In response to the escalating demand for sustainable energy solutions, the integration of diverse energy sources has gained prominence. Energy hubs, facilitating the amalgamation of multiple sources, enhance system efficiency and flexibility. Yet, coordinating the operation of such multi-energy systems remains challenging due to complexity and uncertainties, especially with renewable sources. This paper introduces a Cournot model-based approach for optimizing three interconnected energy hubs. The objective is to minimize total operating costs while ensuring reliability and efficiency. Leveraging the Cournot model, commonly employed in energy studies for competition and pricing, we capture the strategic behavior of energy hubs. The proposed solution employs a modified butterfly flame heuristic algorithm to navigate the non-linear and non-convex optimization problem, efficiently seeking global optimal solutions. Numerical experiments on a three-hub test case validate the method, demonstrating a 3.5 % reduction in total operation costs compared to the base case and over 2.5 % cost reduction for each hub.
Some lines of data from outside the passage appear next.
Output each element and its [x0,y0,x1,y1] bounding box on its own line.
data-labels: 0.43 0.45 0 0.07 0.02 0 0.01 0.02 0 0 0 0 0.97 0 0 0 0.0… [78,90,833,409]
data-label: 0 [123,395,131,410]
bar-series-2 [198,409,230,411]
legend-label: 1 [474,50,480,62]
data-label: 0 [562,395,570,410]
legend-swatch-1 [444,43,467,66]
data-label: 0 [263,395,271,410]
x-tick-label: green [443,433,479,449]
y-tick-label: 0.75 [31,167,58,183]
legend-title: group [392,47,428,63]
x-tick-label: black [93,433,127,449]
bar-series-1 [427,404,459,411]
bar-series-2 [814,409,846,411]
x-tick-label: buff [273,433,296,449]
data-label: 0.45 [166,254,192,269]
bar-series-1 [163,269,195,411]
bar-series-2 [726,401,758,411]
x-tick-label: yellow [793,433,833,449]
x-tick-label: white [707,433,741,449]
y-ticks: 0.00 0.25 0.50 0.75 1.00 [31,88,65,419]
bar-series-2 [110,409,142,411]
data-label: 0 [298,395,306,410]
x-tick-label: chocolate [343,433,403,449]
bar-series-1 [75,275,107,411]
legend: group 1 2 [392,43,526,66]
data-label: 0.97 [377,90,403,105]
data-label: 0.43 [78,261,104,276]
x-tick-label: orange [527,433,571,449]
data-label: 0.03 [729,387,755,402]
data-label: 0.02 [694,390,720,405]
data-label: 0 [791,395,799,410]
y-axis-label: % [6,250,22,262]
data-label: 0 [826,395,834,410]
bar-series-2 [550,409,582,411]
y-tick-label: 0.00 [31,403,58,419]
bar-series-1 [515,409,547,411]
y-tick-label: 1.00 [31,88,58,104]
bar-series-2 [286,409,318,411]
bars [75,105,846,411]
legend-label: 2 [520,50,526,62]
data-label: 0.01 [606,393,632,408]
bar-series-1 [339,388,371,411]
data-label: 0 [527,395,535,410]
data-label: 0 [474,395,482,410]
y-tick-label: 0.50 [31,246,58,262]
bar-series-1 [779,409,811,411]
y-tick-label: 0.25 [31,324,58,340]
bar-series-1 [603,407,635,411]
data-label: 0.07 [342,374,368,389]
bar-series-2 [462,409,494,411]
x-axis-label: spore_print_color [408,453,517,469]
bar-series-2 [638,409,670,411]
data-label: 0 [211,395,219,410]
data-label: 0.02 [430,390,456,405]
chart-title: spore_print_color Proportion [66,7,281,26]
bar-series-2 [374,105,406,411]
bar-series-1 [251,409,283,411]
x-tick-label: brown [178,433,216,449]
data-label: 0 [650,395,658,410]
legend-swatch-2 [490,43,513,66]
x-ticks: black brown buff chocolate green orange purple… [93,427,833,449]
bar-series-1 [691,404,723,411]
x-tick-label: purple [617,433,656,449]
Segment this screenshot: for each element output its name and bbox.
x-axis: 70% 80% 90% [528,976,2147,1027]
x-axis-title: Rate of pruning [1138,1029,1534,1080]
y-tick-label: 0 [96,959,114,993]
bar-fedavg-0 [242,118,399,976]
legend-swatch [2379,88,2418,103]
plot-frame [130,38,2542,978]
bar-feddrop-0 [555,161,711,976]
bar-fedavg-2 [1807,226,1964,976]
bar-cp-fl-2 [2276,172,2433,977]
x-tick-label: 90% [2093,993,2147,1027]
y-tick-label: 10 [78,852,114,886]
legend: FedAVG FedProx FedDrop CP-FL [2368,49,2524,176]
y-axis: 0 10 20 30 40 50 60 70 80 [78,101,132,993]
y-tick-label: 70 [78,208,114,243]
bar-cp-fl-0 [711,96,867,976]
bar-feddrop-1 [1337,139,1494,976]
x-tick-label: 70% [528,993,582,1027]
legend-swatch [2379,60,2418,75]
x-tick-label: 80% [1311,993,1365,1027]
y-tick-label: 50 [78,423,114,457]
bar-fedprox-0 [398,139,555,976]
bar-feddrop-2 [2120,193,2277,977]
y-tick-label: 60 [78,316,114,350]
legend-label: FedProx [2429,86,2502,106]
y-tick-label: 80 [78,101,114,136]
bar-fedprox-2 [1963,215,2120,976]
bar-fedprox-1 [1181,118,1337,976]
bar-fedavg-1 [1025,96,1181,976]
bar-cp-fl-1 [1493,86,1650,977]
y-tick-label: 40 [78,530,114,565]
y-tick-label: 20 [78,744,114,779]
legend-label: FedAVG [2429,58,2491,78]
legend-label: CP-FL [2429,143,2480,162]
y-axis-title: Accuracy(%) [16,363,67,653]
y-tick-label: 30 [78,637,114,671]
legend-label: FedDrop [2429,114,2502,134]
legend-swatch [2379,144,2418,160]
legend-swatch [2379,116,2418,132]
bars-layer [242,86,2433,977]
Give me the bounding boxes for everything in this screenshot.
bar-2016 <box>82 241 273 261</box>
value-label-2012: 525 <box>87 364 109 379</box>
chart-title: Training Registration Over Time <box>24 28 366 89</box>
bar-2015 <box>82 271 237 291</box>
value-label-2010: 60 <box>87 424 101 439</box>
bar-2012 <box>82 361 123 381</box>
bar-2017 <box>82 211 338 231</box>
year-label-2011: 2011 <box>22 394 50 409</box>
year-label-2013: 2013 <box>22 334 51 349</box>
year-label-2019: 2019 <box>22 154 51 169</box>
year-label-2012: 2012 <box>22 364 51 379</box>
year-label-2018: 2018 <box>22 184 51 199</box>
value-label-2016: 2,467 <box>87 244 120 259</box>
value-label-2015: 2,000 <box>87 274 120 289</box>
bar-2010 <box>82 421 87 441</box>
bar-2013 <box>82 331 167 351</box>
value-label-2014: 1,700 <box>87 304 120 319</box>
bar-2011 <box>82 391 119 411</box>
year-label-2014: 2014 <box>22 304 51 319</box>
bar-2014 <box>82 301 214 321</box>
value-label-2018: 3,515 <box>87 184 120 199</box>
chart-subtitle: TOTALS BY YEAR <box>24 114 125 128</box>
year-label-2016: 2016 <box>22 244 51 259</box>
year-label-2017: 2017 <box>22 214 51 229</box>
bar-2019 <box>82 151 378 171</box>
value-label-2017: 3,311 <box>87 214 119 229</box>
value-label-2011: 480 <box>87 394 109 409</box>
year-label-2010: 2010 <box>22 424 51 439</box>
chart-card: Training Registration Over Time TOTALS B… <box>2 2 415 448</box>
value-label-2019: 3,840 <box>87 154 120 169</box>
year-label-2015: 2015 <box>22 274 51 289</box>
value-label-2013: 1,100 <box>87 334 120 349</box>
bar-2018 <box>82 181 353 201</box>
The proposed algorithm outperforms traditional methods in terms of convergence speed and solution quality, offering a promising avenue for optimizing the operation and management of multi-energy systems. In summary, this paper introduces a novel approach grounded in the Cournot model and a hybrid heuristic algorithm for optimizing three interconnected energy hubs, effectively addressing uncertainties associated with renewable sources and ensuring reliable and efficient system operation.